Нет, не буду снова себя обманывать. Время и случай упущены. Пора забыть о совёршенных и несовёршенных глупостях. Тем более что иначе я поступить не мог.
Гулящих девиц не приводят домой. Таково непреложное правило, исполняемое всеми без исключения, от бедняков до богачей. Не знаю, откуда оно взялось, но спорить с ним не собирался. Даже не думал, что можно поспорить. Зря? Наверное. Если бы набрался смелости, не потерял бы Келли. Постарался бы не потерять. Ну что с меня взять? Трус, он трус и есть.
А ведь мне хотелось бы всё вернуть обратно. Очень хотелось бы. Пока любимое лицо было далеко, отделённое от меня расстоянием и лесом неотложных дел, казалось, удаётся начать забывать. Но сейчас, всего в нескольких шагах...
Плавные линии черт настолько выверены, словно над красотой женщины работала не только природа, а ещё и резец скульптора. Гладкая кожа, под которой на виске тревожно бьётся нежно-голубая жилка. Еле заметно вздрагивающие пушистые ресницы. Приоткрытые губы, лишь немного отличающиеся по тону от начинающих розоветь щёк... Эй! А причём здесь румянец? Благородной даме краснеть не положено. Вроде бы.
— Прости.
— За что?
— Я должен был показать тебе, где живу. Тогда бы... — Как я, наверное, смешон в эти минуты. Просто обхохочешься. Пока не поздно, нужно перевести серьёзный разговор в шутку, иначе... Я снова начну себя презирать. — Тогда бы сбежала от меня ещё раньше!
Она улыбнулась, сделав вид, что оценила мои старания казаться безразличным. Но глаза к улыбке не присоединились, оставляя во взгляде задумчивость и отрешённость.
— Чем обязан визиту? Честно говоря, Келли, я не ожидал увидеть тебя.
— Я тоже не собиралась приходить.
Ну хоть в этом она не врёт. Спасибо. Правда, спасибо. Вот если бы сказала, что желала встречи, к примеру, чтобы распрощаться окончательно и высказать все накопленные упрёки, я бы не поверил. А так — верю.
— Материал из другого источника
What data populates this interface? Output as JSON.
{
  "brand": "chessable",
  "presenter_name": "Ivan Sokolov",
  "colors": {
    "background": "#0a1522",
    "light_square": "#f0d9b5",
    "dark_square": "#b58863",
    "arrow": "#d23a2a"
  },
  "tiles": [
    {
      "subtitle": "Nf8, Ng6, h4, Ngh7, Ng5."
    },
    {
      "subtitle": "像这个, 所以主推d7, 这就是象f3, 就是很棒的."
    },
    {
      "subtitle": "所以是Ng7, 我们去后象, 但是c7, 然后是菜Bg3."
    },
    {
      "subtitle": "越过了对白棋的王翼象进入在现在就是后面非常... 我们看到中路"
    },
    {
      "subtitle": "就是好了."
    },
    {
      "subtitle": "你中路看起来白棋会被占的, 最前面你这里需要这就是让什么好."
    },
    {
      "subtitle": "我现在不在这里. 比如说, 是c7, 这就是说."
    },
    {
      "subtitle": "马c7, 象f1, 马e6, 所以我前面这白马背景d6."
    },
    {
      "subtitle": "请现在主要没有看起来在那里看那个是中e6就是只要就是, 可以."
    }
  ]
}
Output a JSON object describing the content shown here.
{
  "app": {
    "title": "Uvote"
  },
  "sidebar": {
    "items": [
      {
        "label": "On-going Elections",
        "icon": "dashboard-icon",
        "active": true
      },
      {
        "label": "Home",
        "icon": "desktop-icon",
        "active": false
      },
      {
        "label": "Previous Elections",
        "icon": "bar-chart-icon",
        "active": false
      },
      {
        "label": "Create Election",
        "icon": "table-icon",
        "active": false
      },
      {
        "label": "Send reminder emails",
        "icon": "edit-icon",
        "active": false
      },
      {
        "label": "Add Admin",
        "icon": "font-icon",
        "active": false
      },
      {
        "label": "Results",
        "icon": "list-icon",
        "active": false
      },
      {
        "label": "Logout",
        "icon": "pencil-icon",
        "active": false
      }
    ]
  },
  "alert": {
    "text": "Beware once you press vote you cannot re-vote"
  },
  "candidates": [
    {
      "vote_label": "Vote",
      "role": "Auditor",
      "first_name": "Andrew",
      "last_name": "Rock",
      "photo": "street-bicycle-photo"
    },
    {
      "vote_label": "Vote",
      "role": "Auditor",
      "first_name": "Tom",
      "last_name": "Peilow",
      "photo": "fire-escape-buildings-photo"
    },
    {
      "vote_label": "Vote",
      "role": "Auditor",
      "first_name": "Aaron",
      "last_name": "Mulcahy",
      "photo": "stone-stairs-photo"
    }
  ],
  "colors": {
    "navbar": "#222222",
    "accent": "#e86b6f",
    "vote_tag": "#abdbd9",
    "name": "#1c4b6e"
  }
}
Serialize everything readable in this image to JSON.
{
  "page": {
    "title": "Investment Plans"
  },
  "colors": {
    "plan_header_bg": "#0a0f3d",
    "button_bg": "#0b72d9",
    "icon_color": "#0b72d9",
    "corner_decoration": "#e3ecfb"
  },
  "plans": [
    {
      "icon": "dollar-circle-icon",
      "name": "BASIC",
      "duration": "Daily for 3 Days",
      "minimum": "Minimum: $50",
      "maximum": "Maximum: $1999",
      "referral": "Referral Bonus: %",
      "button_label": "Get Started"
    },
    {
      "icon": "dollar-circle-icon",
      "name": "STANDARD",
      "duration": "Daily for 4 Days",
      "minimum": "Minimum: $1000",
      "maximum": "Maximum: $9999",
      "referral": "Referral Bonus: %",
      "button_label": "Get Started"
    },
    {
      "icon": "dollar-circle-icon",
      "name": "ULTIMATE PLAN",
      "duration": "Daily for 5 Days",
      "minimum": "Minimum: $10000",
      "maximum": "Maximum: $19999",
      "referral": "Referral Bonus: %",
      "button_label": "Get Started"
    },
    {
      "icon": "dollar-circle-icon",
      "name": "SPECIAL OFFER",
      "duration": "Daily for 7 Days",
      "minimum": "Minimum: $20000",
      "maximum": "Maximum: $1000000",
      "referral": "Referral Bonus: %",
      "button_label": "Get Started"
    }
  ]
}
— Значит, появилась причина?
— Да.
— Веская?
— И даже очень. Вдвое тяжелее тебя.
Я решил было посмеяться, но вовремя сообразил, что слова Келли не были шуткой. Напротив, она произнесла короткую фразу с такой поразительной серьёзностью, что следовало удивиться.
— Прости, я не совсем понимаю...
— Мой супруг. Будущий супруг.
А вот слово «будущий» прозвучало как-то неуверенно. Не всё так просто и легко удаётся красавице? Что ж, бывает. Но я-то зачем понадобился?
— А что с ним?
— Пока ничего.
О, сколько чувств оказались вложенными в небрежное «ничего»! Я и не думал, что несколькими звуками можно передать сразу оскорблённое негодование, детскую обиду и холодную ярость.
— Э-э-э-э... Я слушаю.
— И что именно хочешь услышать?! — Келли почти сорвалась на крик, но быстро взяла себя в руки, видимо, опасаясь близкого присутствия чужих любопытных ушей. — Что я собираюсь пойти под венец со старой развалиной, которая и на ногах еле стоит, а уж в постели и вовсе...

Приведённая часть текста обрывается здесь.